What’s even more terrifying is that it has reached the United States and one bite from one of these mosquitos could alter a woman’s future family forever. There is no vaccine or specific treatment for the Zika-virus, the only thing you can do right now is to not travel to any of the destinations where the virus has been found which includes ALL of the Caribbean Islands.

At this point women that live in Latin America are being urged to not become pregnant for a few years to avoid birth defects.


My first thought was WHY IN THE WORLD IS THIS NOT BREAKING NEWS!!!  After digging I found the CDC transcript for their news conference. Although they are being cautious they have confirmed eight cases in the United States from mid May 2015 – Jan. 2016.  Click this link for the full transcript CDC ZIKA TRANSCRIPT & TRAVEL ALERT

In my research I came across this article from VOX.com that explains the virus in full detail. Excerpts from the article are below.

“Three years ago, the Zika virus was nowhere to be found in the Western Hemisphere. But in 2015, Brazil suddenly found itself in the throes of an unprecedented Zika outbreak — with more than a million people infected by the mosquito-transmitted disease.

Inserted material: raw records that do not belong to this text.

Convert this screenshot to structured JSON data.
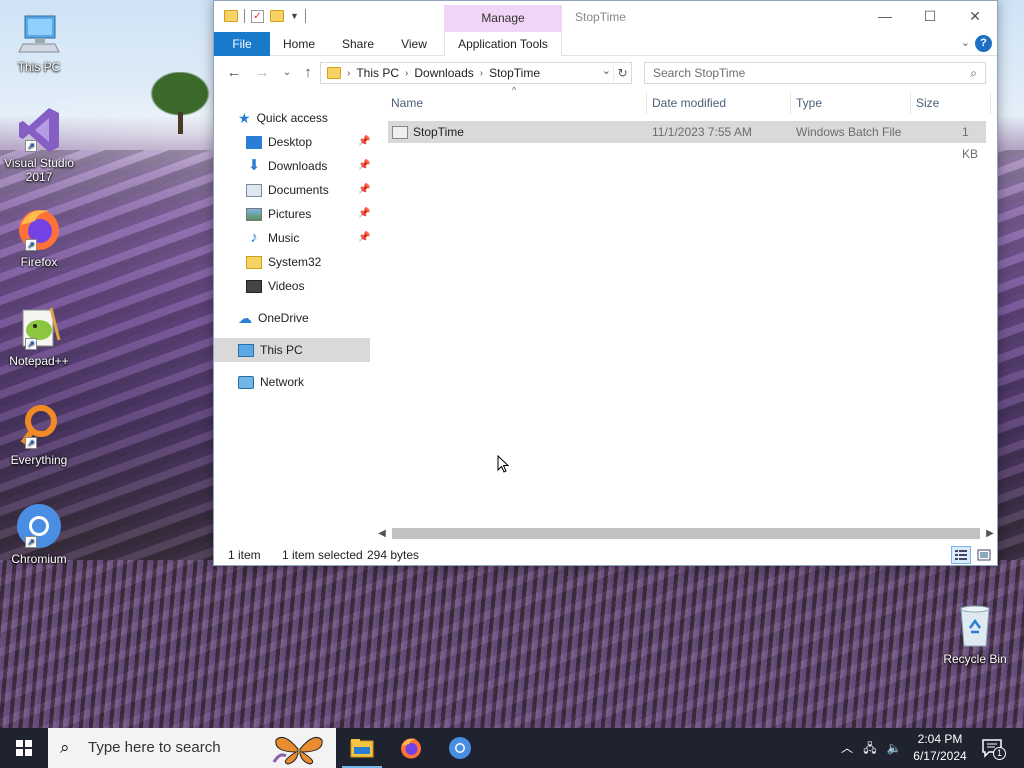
{
  "desktop": {
    "icons": [
      {
        "label": "This PC"
      },
      {
        "label": "Visual Studio 2017"
      },
      {
        "label": "Firefox"
      },
      {
        "label": "Notepad++"
      },
      {
        "label": "Everything"
      },
      {
        "label": "Chromium"
      },
      {
        "label": "Recycle Bin"
      }
    ]
  },
  "window": {
    "title": "StopTime",
    "context_tab": "Manage",
    "ribbon_tabs": [
      "File",
      "Home",
      "Share",
      "View",
      "Application Tools"
    ],
    "help": "?",
    "address": {
      "crumbs": [
        "This PC",
        "Downloads",
        "StopTime"
      ]
    },
    "search_placeholder": "Search StopTime",
    "nav": {
      "quick_access": "Quick access",
      "items": [
        "Desktop",
        "Downloads",
        "Documents",
        "Pictures",
        "Music",
        "System32",
        "Videos"
      ],
      "onedrive": "OneDrive",
      "this_pc": "This PC",
      "network": "Network"
    },
    "columns": {
      "name": "Name",
      "date": "Date modified",
      "type": "Type",
      "size": "Size"
    },
    "files": [
      {
        "name": "StopTime",
        "date": "11/1/2023 7:55 AM",
        "type": "Windows Batch File",
        "size": "1 KB"
      }
    ],
    "status": {
      "count": "1 item",
      "selected": "1 item selected",
      "bytes": "294 bytes"
    }
  },
  "taskbar": {
    "search_placeholder": "Type here to search",
    "time": "2:04 PM",
    "date": "6/17/2024",
    "notification_count": "1"
  },
  "colors": {
    "accent": "#1979ca",
    "selection": "#d9d9d9",
    "context_tab": "#f1d5f6",
    "taskbar": "#1f2330"
  }
}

The vast majority had nothing to worry about, at worst getting a rash and flu-like symptoms. But recently, scientists have realized that Zika may pose a unique threat to pregnant women.

Those infected with Zika during pregnancy appear to be able to transmit the virus to their fetuses. In some cases, this may lead to microcephaly, a terrible congenital condition that’s associated with a small head and incomplete brain development. Babies born with microcephaly have a limited life expectancy and poor brain function.

Researchers still don’t fully understand the link — or the precise risk involved — but evidence is mounting that there’s some sort of relationship between the virus and birth defects. The Centers for Disease Control and Prevention is now warning pregnant women, and women who are thinking of becoming pregnant, to stay out of countries in South America and the Caribbean where the virus is circulating. Zika has also reached Puerto Rico and could well spread to the US mainland this spring or summer.”